Sometimes I choose a book because I want to learn more about a specific topic. And sometimes I choose a book because it addresses something I see lacking in my life, something for which I need a good boot. “Let the Nations Be Glad” by John Piper is one of the latter. I recognize a tremendous lacking in my own life regarding my personal role in the propagation of the Gospel, and know I need to address it. And the terrible thing is that I know I should not need to know the “why” in order to obey. So another reason I am reading this book is to try to learn the “how” part of being involved in missions, both personal and global.
I haven’t finished the book yet, so I can’t provide any sort of full review. But I can mention that I was captured after reading the first paragraph:
Missions is not the ultimate goal of the church. Worship is. Missions exists because worship doesn’t. Worship is ultimate, not missions, because God is ultimate, not man. When this age is over, and the countless millions of the redeemed fall on their faces before the throne of God, missions will be no more. It is a temporary necessity. But worship abides forever.

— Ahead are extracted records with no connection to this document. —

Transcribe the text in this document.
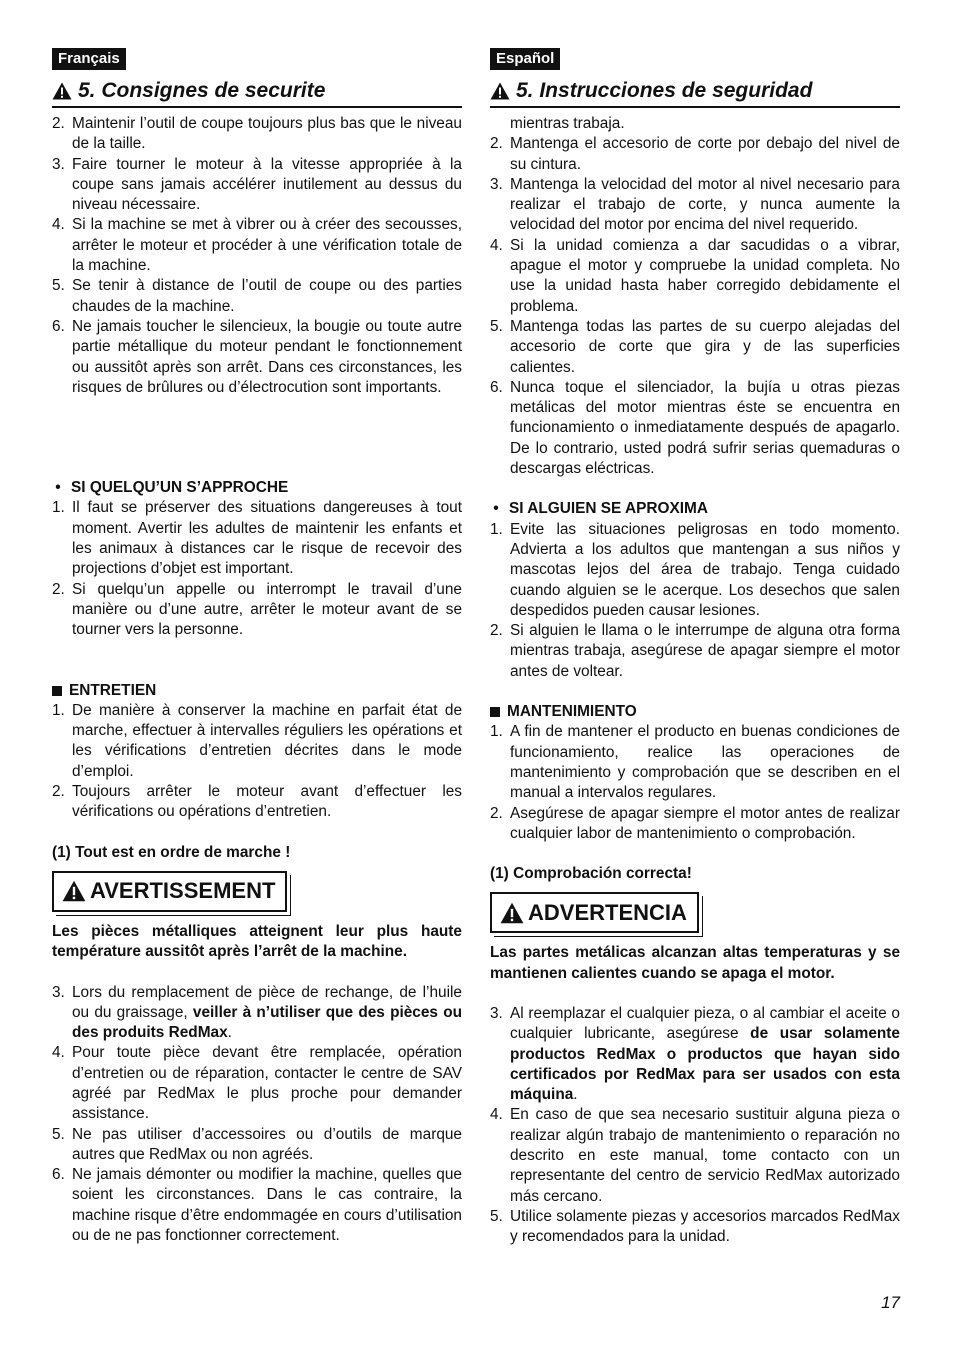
Français
5. Consignes de securite
2. Maintenir l’outil de coupe toujours plus bas que le niveau de la taille.
3. Faire tourner le moteur à la vitesse appropriée à la coupe sans jamais accélérer inutilement au dessus du niveau nécessaire.
4. Si la machine se met à vibrer ou à créer des secousses, arrêter le moteur et procéder à une vérification totale de la machine.
5. Se tenir à distance de l’outil de coupe ou des parties chaudes de la machine.
6. Ne jamais toucher le silencieux, la bougie ou toute autre partie métallique du moteur pendant le fonctionnement ou aussitôt après son arrêt. Dans ces circonstances, les risques de brûlures ou d’électrocution sont importants.
• SI QUELQU’UN S’APPROCHE
1. Il faut se préserver des situations dangereuses à tout moment. Avertir les adultes de maintenir les enfants et les animaux à distances car le risque de recevoir des projections d’objet est important.
2. Si quelqu’un appelle ou interrompt le travail d’une manière ou d’une autre, arrêter le moteur avant de se tourner vers la personne.
ENTRETIEN
1. De manière à conserver la machine en parfait état de marche, effectuer à intervalles réguliers les opérations et les vérifications d’entretien décrites dans le mode d’emploi.
2. Toujours arrêter le moteur avant d’effectuer les vérifications ou opérations d’entretien.
(1) Tout est en ordre de marche !
AVERTISSEMENT
Les pièces métalliques atteignent leur plus haute température aussitôt après l’arrêt de la machine.
3. Lors du remplacement de pièce de rechange, de l’huile ou du graissage, veiller à n’utiliser que des pièces ou des produits RedMax.
4. Pour toute pièce devant être remplacée, opération d’entretien ou de réparation, contacter le centre de SAV agréé par RedMax le plus proche pour demander assistance.
5. Ne pas utiliser d’accessoires ou d’outils de marque autres que RedMax ou non agréés.
6. Ne jamais démonter ou modifier la machine, quelles que soient les circonstances. Dans le cas contraire, la machine risque d’être endommagée en cours d’utilisation ou de ne pas fonctionner correctement.
Español
5. Instrucciones de seguridad
mientras trabaja.
2. Mantenga el accesorio de corte por debajo del nivel de su cintura.
3. Mantenga la velocidad del motor al nivel necesario para realizar el trabajo de corte, y nunca aumente la velocidad del motor por encima del nivel requerido.
4. Si la unidad comienza a dar sacudidas o a vibrar, apague el motor y compruebe la unidad completa. No use la unidad hasta haber corregido debidamente el problema.
5. Mantenga todas las partes de su cuerpo alejadas del accesorio de corte que gira y de las superficies calientes.
6. Nunca toque el silenciador, la bujía u otras piezas metálicas del motor mientras éste se encuentra en funcionamiento o inmediatamente después de apagarlo. De lo contrario, usted podrá sufrir serias quemaduras o descargas eléctricas.
• SI ALGUIEN SE APROXIMA
1. Evite las situaciones peligrosas en todo momento. Advierta a los adultos que mantengan a sus niños y mascotas lejos del área de trabajo. Tenga cuidado cuando alguien se le acerque. Los desechos que salen despedidos pueden causar lesiones.
2. Si alguien le llama o le interrumpe de alguna otra forma mientras trabaja, asegúrese de apagar siempre el motor antes de voltear.
MANTENIMIENTO
1. A fin de mantener el producto en buenas condiciones de funcionamiento, realice las operaciones de mantenimiento y comprobación que se describen en el manual a intervalos regulares.
2. Asegúrese de apagar siempre el motor antes de realizar cualquier labor de mantenimiento o comprobación.
(1) Comprobación correcta!
ADVERTENCIA
Las partes metálicas alcanzan altas temperaturas y se mantienen calientes cuando se apaga el motor.
3. Al reemplazar el cualquier pieza, o al cambiar el aceite o cualquier lubricante, asegúrese de usar solamente productos RedMax o productos que hayan sido certificados por RedMax para ser usados con esta máquina.
4. En caso de que sea necesario sustituir alguna pieza o realizar algún trabajo de mantenimiento o reparación no descrito en este manual, tome contacto con un representante del centro de servicio RedMax autorizado más cercano.
5. Utilice solamente piezas y accesorios marcados RedMax y recomendados para la unidad.
17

Now lest that induce cardiac arrest in the any of the crowd that insists our singular purpose on earth is to be soul-winners (as off-base as that may be), Piper continues with this: “Worship, therefore, is the fuel and goal of missions. It’s the goal of missions because in missions we simply aim to bring the nations into the white-hot enjoyment of God’s glory.”
Within the first few pages Piper explains that “the chief end of God is to glorify God and enjoy Himself forever.” And that leads to a realization that “God’s ultimate goal is to uphold and display the glory of his name.” God’s upholding of his own name is central and foundational to understanding the need for missions.
This is obviously a book that cannot be read without deeply affecting the reader. I know already that it is one I should read annually. I have many more quotes to share, but will save them for later posts.